Amnesty Chief says NO to Death Sentence to Rapists

Amnesty International Secretary General Salil Shetty is not in the favor of Death Sentence for Rapists. The First ever Indian Chief of Amnesty International  believes that death sentence is not the answer to crime.

Salil Shetty, 51, said he was also keen to make Amnesty, whose members have traditionally come from North America and Europe, a mass body in the developing world including in India, Brazil and South Africa.

“(The rape of the 23-year-old) is a wake-up call to the country,” Secretary General Shetty told IANS in an interview. “The outrage is good. The anger is well deserved.”

But he insisted that there was no evidence that the death penalty was a deterrent to any crime, rapes included.

“The very recent mass shooting of school children in the US backs our point,” he said. “The US is one of the few Western countries which still gives out capital punishment. Has that deterred crime there?

“On the contrary, crime has fallen in some of the American states that have abolished capital punishment. This is also true of Canada too,” he said.

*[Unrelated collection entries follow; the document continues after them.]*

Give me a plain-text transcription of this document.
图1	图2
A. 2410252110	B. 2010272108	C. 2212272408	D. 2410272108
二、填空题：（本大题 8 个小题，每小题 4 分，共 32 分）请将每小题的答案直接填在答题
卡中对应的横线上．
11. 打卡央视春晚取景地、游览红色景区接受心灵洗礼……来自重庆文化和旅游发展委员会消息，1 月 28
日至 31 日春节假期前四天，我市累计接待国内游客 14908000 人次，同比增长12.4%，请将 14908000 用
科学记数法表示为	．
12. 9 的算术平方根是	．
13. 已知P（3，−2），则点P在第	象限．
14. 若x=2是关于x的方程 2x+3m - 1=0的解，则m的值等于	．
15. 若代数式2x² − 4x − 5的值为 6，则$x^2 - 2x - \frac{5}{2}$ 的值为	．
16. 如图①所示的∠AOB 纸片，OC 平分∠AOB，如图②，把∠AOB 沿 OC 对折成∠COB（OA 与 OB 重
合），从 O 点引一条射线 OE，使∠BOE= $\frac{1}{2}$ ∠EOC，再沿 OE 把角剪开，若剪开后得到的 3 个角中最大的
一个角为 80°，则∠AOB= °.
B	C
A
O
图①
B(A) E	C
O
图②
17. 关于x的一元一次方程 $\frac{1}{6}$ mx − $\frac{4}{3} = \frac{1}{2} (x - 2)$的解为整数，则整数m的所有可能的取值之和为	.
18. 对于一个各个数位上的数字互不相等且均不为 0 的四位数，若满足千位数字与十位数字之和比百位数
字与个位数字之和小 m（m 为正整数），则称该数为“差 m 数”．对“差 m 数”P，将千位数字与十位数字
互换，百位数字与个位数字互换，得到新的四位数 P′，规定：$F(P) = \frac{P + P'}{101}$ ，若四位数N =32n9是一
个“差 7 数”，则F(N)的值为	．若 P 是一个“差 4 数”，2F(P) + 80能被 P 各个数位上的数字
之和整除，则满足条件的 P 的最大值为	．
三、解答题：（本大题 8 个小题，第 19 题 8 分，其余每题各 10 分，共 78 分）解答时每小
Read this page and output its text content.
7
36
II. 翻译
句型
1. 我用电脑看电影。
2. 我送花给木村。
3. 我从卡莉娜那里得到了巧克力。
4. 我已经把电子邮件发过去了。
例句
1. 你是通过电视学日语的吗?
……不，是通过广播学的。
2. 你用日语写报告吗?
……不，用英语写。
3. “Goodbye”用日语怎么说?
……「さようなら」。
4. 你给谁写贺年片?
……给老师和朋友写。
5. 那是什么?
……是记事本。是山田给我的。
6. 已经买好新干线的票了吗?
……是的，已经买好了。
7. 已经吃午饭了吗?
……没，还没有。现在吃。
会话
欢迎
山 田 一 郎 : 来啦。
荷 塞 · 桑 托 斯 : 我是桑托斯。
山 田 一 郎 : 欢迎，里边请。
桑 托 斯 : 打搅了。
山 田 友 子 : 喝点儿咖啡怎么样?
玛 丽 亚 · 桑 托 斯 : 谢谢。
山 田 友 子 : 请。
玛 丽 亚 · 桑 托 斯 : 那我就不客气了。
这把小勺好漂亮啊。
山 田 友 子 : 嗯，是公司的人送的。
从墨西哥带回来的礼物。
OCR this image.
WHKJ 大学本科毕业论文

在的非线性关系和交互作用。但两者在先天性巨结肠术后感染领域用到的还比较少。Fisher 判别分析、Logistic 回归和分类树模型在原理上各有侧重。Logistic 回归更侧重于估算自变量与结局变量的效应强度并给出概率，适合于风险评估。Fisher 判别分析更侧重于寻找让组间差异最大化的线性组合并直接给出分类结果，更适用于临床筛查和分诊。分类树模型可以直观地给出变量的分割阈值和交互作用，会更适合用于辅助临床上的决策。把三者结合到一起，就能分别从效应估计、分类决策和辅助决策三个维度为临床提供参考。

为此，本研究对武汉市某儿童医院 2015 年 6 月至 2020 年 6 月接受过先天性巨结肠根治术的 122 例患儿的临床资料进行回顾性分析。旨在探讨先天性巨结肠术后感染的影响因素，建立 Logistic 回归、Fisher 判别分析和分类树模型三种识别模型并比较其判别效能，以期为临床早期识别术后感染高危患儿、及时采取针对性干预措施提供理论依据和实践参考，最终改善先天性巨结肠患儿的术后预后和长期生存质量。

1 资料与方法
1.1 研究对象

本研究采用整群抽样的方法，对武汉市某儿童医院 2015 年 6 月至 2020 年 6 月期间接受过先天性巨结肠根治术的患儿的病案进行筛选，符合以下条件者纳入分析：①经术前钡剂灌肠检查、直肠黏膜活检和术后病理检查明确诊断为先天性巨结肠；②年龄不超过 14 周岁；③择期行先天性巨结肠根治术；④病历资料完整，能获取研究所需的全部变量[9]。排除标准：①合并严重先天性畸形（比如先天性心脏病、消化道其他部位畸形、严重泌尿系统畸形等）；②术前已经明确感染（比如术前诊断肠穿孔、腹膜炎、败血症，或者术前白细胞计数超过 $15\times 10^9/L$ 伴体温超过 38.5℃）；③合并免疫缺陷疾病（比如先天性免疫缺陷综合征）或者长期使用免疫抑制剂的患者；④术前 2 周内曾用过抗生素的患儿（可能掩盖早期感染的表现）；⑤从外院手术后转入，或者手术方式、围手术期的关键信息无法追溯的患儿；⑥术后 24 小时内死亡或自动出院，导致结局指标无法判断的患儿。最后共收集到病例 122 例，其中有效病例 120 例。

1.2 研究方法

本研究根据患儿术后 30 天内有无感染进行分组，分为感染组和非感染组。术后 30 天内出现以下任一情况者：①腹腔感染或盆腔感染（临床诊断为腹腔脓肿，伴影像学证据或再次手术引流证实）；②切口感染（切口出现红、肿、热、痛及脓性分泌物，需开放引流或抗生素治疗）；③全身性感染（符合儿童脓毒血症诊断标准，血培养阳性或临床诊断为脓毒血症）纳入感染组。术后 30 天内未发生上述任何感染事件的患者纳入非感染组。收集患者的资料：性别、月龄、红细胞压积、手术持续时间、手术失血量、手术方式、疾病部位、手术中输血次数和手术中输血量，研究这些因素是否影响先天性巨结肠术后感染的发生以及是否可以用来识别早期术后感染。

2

Amnesty, one of the world’s oldest human rights groups with three million members globally, has always opposed the death penalty — on any ground.

“It (capital punishment) has no justification,” said Shetty. “A decision on death (penalty) can’t be made on immediate anger.”

This was particularly so in developing countries where the criminal justice system was weak. He said it would be far more important to examine the reasons why rapes take place, and the inadequacies of the legal and judicial regime to curb rapes and other crime.

While India had plenty of strengths, Shetty pointed out, there was also a culture of impunity that “makes people feel they can get away with everything”.

“If you are powerful and have money, then we can get away — that’s the thinking. There is no respect for law… We need to reflect on that,” Shetty told IANS.
Shetty also put the December 16 crime — when six men raped the woman and thrashed her male friend in a moving bus at night before dumping them 40 minutes later — in the larger perspective.

“Unfortunately, it is not an unusual crime. It happens frequently with the less privileged. Here it happened in Delhi. And it was most horrific. In no way am I minimizing its significance.”

Amnesty was founded in 1961 — the year Shetty was born — and now has offices in more than 80 countries. Although it has always had a presence in India, it is only now that Amnesty has opened its office — in Bangalore, Shetty’s hometown. It will set up soon a smaller centre in New Delhi.

The Indian, who earlier worked in the UN and Action Aid, said he wants to make Amnesty a mass movement in India and “the global South”.

“This is not a new decision. But I am certainly the first person to give this idea a push,” added Shetty, the third person from one of the developing countries to head Amnesty after a Senegalese and a Bangladeshi.